Les colonies, avant-goût du paradis ou arrière-goût d’enfer?
Premier papier du dossier spécial France Afrique préparé à l’occasion du cinquantenaire de l’indépendance de l’Afrique, offrant une rétrospective des divers aspects occultés de l’histoire de France……..une histoire telle qu’elle aurait dû être enseignée aux écoliers de France.
image: Le port de Bordeaux peint par Claude-Joseph Vernet (1714-1789)
Les colonies, avant-goût du paradis ou arrière-goût d’enfer?

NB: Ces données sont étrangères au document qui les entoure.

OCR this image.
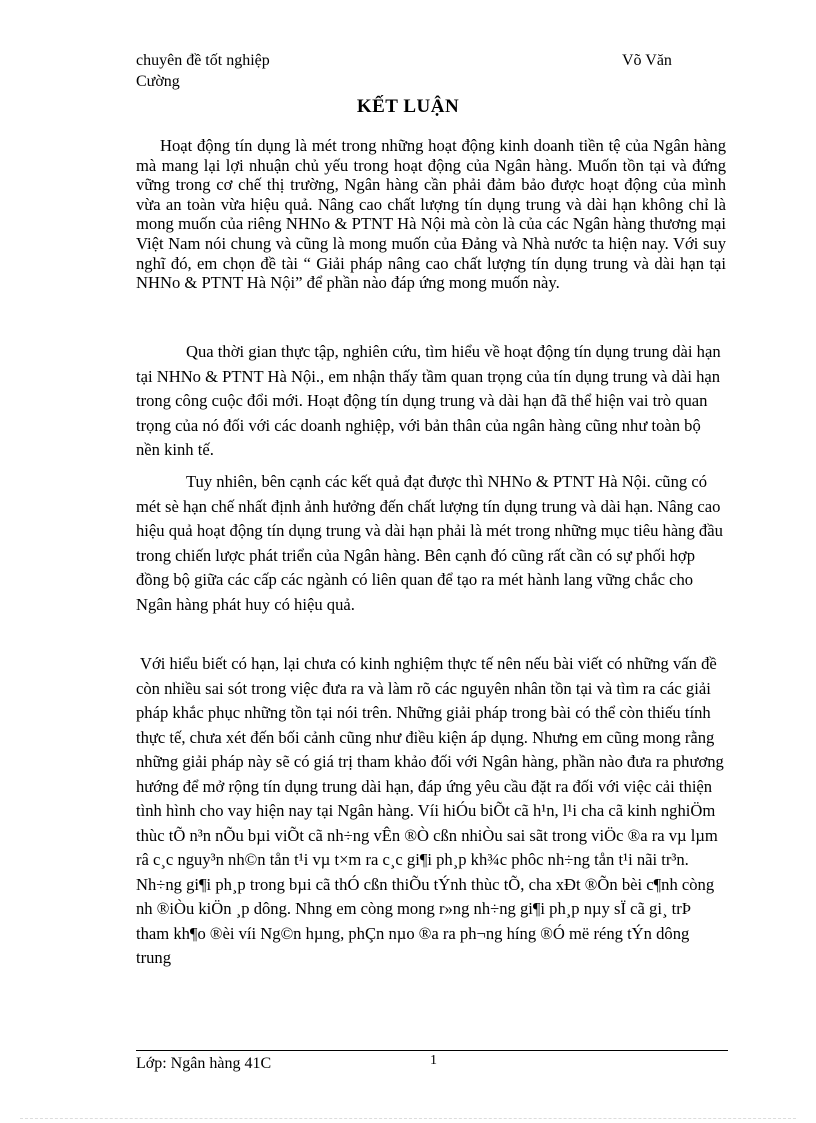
chuyên đề tốt nghiệp
Cường
Võ Văn
KẾT LUẬN

Hoạt động tín dụng là mét trong những hoạt động kinh doanh tiền tệ của Ngân hàng mà mang lại lợi nhuận chủ yếu trong hoạt động của Ngân hàng. Muốn tồn tại và đứng vững trong cơ chế thị trường, Ngân hàng cần phải đảm bảo được hoạt động của mình vừa an toàn vừa hiệu quả. Nâng cao chất lượng tín dụng trung và dài hạn không chỉ là mong muốn của riêng NHNo & PTNT Hà Nội mà còn là của các Ngân hàng thương mại Việt Nam nói chung và cũng là mong muốn của Đảng và Nhà nước ta hiện nay. Với suy nghĩ đó, em chọn đề tài “ Giải pháp nâng cao chất lượng tín dụng trung và dài hạn tại NHNo & PTNT Hà Nội” để phần nào đáp ứng mong muốn này.

Qua thời gian thực tập, nghiên cứu, tìm hiểu về hoạt động tín dụng trung dài hạn tại NHNo & PTNT Hà Nội., em nhận thấy tầm quan trọng của tín dụng trung và dài hạn trong công cuộc đổi mới. Hoạt động tín dụng trung và dài hạn đã thể hiện vai trò quan trọng của nó đối với các doanh nghiệp, với bản thân của ngân hàng cũng như toàn bộ nền kinh tế.

Tuy nhiên, bên cạnh các kết quả đạt được thì NHNo & PTNT Hà Nội. cũng có mét sè hạn chế nhất định ảnh hưởng đến chất lượng tín dụng trung và dài hạn. Nâng cao hiệu quả hoạt động tín dụng trung và dài hạn phải là mét trong những mục tiêu hàng đầu trong chiến lược phát triển của Ngân hàng. Bên cạnh đó cũng rất cần có sự phối hợp đồng bộ giữa các cấp các ngành có liên quan để tạo ra mét hành lang vững chắc cho Ngân hàng phát huy có hiệu quả.

Với hiểu biết có hạn, lại chưa có kinh nghiệm thực tế nên nếu bài viết có những vấn đề còn nhiều sai sót trong việc đưa ra và làm rõ các nguyên nhân tồn tại và tìm ra các giải pháp khắc phục những tồn tại nói trên. Những giải pháp trong bài có thể còn thiếu tính thực tế, chưa xét đến bối cảnh cũng như điều kiện áp dụng. Nhưng em cũng mong rằng những giải pháp này sẽ có giá trị tham khảo đối với Ngân hàng, phần nào đưa ra phương hướng để mở rộng tín dụng trung dài hạn, đáp ứng yêu cầu đặt ra đối với việc cải thiện tình hình cho vay hiện nay tại Ngân hàng. Víi hiÓu biÕt cã h¹n, l¹i cha cã kinh nghiÖm thùc tÕ n³n nÕu bµi viÕt cã nh÷ng vÊn ®Ò cßn nhiÒu sai sãt trong viÖc ®a ra vµ lµm râ c¸c nguy³n nh©n tån t¹i vµ t×m ra c¸c gi¶i ph¸p kh¾c phôc nh÷ng tån t¹i nãi tr³n. Nh÷ng gi¶i ph¸p trong bµi cã thÓ cßn thiÕu tÝnh thùc tÕ, cha xÐt ®Õn bèi c¶nh còng nh ®iÒu kiÖn ¸p dông. Nhng em còng mong r»ng nh÷ng gi¶i ph¸p nµy sÏ cã gi¸ trÞ tham kh¶o ®èi víi Ng©n hµng, phÇn nµo ®a ra ph¬ng híng ®Ó më réng tÝn dông trung

Lớp: Ngân hàng 41C	1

René Naba | 13.03.2010 | Paris, Que la vie était belle aux temps bénis des colonies et leur avant goût du paradis: cinquante deux millions de personnes (1), colons en quête d’un gagne-pain, aventuriers en quête de fortune, militaires en quête de pacification, administrateurs en quête de considération, missionnaires en quête de conversion, tous en quête de promotion, se sont expatriés du «Vieux Monde», en un peu plus d’un siècle (1820-1945), à la découverte des nouveaux mondes, lointains précurseurs des travailleurs immigrés de l’époque moderne.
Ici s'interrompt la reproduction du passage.